You may want to require employees to sign non-compete agreements to keep them from working for rival companies. Will these protect the business? The answer is … maybe. Over time, courts have become less willing to uphold strict provisions. Indeed, President Biden has issued an executive order for the Federal Trade Commission to examine abusive noncompete agreements. That order will have little direct impact, but it indicates which way the wind is blowing — toward a more employee-friendly approach. Although no current laws have changed, employers are likely to face more scrutiny.
In many states, non-compete agreements are unenforceable. Period. In at least one jurisdiction, the District of Columbia, laws not only ban noncompete agreements but even grant people the right to work simultaneously for multiple employers.

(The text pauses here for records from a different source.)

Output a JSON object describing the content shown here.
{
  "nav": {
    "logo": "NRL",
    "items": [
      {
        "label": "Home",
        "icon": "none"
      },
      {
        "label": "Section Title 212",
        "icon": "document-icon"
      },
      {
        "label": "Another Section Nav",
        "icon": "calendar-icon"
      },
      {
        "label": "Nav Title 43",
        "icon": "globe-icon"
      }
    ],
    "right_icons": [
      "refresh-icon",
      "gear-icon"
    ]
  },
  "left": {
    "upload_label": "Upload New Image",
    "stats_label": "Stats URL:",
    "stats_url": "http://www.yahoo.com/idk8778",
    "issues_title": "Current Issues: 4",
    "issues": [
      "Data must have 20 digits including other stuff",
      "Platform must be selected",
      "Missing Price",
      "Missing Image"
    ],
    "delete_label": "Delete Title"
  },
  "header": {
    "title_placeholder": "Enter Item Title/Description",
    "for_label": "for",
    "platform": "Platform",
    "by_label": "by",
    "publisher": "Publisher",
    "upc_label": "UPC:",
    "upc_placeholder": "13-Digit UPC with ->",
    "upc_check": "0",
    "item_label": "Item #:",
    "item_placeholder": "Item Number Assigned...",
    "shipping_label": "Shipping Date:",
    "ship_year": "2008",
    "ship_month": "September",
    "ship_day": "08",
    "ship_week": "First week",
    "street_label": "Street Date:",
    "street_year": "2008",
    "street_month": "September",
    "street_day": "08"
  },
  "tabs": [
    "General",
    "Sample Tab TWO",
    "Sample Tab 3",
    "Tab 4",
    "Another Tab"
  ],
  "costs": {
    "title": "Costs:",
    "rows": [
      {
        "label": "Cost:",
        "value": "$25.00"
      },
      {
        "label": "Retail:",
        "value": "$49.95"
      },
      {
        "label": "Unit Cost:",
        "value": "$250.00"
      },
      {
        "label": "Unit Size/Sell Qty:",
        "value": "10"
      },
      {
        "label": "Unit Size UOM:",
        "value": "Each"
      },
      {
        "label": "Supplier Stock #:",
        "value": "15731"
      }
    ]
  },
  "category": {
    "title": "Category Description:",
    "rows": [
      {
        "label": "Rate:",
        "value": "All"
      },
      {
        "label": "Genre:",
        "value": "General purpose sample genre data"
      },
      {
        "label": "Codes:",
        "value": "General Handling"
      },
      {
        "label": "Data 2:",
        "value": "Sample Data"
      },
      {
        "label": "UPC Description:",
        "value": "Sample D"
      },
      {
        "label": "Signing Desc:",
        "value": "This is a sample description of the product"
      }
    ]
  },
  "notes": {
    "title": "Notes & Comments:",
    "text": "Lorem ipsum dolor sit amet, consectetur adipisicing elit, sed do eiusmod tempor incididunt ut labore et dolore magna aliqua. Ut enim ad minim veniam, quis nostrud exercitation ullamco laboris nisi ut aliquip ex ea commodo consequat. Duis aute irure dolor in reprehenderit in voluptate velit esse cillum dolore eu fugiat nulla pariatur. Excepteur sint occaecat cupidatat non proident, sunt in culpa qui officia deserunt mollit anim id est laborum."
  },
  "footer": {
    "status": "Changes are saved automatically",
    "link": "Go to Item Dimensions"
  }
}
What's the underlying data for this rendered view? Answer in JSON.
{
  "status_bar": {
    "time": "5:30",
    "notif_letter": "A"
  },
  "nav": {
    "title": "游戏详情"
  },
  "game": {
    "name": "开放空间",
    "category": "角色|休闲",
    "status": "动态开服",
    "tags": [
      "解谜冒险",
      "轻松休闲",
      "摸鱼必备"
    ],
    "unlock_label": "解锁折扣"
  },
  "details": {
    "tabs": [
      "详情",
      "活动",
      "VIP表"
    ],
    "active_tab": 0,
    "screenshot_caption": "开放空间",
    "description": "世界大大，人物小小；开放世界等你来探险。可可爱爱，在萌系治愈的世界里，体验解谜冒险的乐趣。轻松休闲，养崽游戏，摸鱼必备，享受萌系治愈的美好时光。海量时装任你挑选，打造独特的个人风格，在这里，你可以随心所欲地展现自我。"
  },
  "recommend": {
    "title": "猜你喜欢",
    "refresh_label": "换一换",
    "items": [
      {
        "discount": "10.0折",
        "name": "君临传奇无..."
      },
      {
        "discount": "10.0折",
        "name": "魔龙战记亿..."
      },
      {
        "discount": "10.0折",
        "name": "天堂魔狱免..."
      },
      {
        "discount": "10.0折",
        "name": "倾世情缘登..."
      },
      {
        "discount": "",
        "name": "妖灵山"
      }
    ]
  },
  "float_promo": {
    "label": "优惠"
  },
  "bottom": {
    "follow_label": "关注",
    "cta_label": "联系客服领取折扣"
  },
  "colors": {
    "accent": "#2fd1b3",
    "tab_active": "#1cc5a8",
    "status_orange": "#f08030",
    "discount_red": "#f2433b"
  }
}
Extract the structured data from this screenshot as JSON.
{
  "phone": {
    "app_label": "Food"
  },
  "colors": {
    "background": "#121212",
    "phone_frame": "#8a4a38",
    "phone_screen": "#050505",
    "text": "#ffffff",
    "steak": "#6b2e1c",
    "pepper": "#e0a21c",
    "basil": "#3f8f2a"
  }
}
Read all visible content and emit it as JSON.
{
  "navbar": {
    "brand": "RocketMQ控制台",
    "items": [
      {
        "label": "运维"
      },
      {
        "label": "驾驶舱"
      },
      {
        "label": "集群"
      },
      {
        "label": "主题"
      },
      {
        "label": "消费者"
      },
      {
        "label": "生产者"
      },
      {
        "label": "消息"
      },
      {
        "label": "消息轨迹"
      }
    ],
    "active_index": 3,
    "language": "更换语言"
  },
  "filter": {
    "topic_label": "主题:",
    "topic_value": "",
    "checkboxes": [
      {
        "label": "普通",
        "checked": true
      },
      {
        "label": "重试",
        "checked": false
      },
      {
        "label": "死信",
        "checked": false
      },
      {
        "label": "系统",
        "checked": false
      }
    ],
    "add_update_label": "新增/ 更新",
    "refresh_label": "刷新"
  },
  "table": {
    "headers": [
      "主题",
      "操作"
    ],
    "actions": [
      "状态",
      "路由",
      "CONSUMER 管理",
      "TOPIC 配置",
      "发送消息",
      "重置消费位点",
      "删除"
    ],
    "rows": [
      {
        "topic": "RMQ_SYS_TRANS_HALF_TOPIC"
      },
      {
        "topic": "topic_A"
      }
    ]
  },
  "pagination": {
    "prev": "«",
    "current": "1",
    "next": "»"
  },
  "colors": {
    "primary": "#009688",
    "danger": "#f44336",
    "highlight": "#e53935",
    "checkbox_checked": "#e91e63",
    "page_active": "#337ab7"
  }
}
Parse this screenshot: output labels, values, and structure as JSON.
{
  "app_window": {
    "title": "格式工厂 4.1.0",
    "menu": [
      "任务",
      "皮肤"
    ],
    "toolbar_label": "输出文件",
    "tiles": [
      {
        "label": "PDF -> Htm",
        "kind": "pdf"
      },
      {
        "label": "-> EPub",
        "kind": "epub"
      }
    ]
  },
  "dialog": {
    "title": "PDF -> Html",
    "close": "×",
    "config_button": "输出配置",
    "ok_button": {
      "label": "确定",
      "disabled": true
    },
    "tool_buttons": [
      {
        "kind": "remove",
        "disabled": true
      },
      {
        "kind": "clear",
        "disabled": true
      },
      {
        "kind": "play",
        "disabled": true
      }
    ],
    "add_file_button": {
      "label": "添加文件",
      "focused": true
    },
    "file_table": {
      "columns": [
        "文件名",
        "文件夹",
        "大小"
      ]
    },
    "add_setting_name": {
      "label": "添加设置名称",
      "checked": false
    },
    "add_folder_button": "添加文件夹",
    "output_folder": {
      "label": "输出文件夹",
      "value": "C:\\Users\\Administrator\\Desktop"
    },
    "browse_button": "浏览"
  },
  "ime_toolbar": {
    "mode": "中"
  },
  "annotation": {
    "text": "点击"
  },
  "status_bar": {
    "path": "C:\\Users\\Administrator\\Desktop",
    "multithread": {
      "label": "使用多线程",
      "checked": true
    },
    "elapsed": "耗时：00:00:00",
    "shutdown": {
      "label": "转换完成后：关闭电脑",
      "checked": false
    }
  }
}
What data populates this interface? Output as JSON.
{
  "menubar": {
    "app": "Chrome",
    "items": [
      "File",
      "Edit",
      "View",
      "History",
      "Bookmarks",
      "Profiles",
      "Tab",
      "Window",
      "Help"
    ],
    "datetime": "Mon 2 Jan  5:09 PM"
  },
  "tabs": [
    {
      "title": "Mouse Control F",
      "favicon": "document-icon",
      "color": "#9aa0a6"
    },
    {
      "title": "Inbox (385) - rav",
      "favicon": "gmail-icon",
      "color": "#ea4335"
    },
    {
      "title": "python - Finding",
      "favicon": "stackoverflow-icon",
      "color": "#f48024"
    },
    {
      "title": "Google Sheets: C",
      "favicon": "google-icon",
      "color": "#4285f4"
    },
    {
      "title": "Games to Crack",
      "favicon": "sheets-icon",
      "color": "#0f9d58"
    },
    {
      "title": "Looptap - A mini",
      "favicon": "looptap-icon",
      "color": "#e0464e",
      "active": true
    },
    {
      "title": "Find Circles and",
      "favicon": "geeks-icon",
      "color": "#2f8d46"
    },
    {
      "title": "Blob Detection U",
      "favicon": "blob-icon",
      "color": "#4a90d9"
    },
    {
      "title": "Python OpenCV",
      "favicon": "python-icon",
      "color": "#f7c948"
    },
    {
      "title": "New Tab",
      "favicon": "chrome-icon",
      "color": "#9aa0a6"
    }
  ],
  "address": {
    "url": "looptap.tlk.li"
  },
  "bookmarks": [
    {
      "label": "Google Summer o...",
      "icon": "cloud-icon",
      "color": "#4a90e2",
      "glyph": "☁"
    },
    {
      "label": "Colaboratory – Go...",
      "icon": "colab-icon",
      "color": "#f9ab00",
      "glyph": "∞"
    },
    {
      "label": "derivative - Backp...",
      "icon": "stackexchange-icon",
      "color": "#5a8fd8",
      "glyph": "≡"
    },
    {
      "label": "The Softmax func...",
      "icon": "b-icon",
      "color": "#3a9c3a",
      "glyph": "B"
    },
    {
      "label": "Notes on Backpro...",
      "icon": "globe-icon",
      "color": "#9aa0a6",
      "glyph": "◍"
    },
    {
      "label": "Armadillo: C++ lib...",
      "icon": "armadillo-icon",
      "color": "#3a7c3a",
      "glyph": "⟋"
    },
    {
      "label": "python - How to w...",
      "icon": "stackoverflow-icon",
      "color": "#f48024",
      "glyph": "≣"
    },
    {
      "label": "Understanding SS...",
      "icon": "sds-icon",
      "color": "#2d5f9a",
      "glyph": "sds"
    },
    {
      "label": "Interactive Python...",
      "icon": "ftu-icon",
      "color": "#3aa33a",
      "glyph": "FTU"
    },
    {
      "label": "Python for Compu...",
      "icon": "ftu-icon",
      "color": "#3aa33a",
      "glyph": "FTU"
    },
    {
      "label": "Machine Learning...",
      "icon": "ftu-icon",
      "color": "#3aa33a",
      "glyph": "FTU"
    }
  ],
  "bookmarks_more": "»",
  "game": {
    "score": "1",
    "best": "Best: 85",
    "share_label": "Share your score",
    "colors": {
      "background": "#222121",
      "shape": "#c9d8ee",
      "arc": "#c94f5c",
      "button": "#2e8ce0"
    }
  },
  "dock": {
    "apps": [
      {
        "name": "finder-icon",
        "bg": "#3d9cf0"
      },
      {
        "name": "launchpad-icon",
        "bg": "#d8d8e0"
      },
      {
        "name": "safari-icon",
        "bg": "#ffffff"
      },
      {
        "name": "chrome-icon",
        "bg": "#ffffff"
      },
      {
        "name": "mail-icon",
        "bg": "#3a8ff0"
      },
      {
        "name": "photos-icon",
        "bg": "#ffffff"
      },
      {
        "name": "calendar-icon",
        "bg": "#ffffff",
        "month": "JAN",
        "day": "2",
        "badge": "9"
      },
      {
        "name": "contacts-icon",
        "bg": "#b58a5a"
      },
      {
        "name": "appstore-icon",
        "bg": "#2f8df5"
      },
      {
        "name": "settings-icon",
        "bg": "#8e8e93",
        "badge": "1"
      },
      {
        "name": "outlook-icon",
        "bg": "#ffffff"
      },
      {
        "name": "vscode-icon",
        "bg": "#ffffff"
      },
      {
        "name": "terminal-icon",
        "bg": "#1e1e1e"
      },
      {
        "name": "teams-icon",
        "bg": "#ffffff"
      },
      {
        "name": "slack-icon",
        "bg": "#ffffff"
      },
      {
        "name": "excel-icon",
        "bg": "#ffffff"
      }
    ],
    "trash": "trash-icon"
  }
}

Some states are also distinguishing between higher- and lower-paid staff, acknowledging that it may not be fair to curtail the job opportunities of rank-and-file employees such as those of upper management.
Where noncompetes are permissible, however, similar principles apply:
With a variety of industries and firms operating across the board, you must drill down into the provisions regarding each situation. The broader the time span and geographic area at stake, the less likely the agreement is to be enforceable. Reasonable duration and scope may differ greatly from one company to another. It may be excessive to demand national or global restrictions for a local, in-state business. Many non-competes are typically drafted to remain in force for one or two years — indeed, judges tend to frown on lifelong prohibitions.
The crux is an employer's legitimate interests. The object is to prevent employees from harming their employers by introducing their best customers to a competitor, sacrificing hard-earned goodwill, or disseminating confidential knowledge and trade secrets. The former boss does not want their employees to start their own breakaway company or develop competing products, let alone recruit other former coworkers to a new rival venture.
Contract law generally requires a quid pro quo to validate an agreement, and noncompetes are no exception. A legitimate contract requires something of value to which the other party is not already entitled.
Although a job offer may be contingent on a prospective employee signing a noncompete, how about those employees you are already employing? If you want them to sign new noncompetes, they need something extra now to count as consideration. That something can take diverse forms, from more money or new job responsibilities to a fancier title or increased benefits such as vacation time. It need not be very valuable, but it must be concrete.
Watch out for common pitfalls when you are structuring and maintaining your non-compete agreements.
The law of noncompete agreements depends on a host of specific conditions and circumstances. Be sure to consult with industry experts for advice in drafting or interpreting your agreements.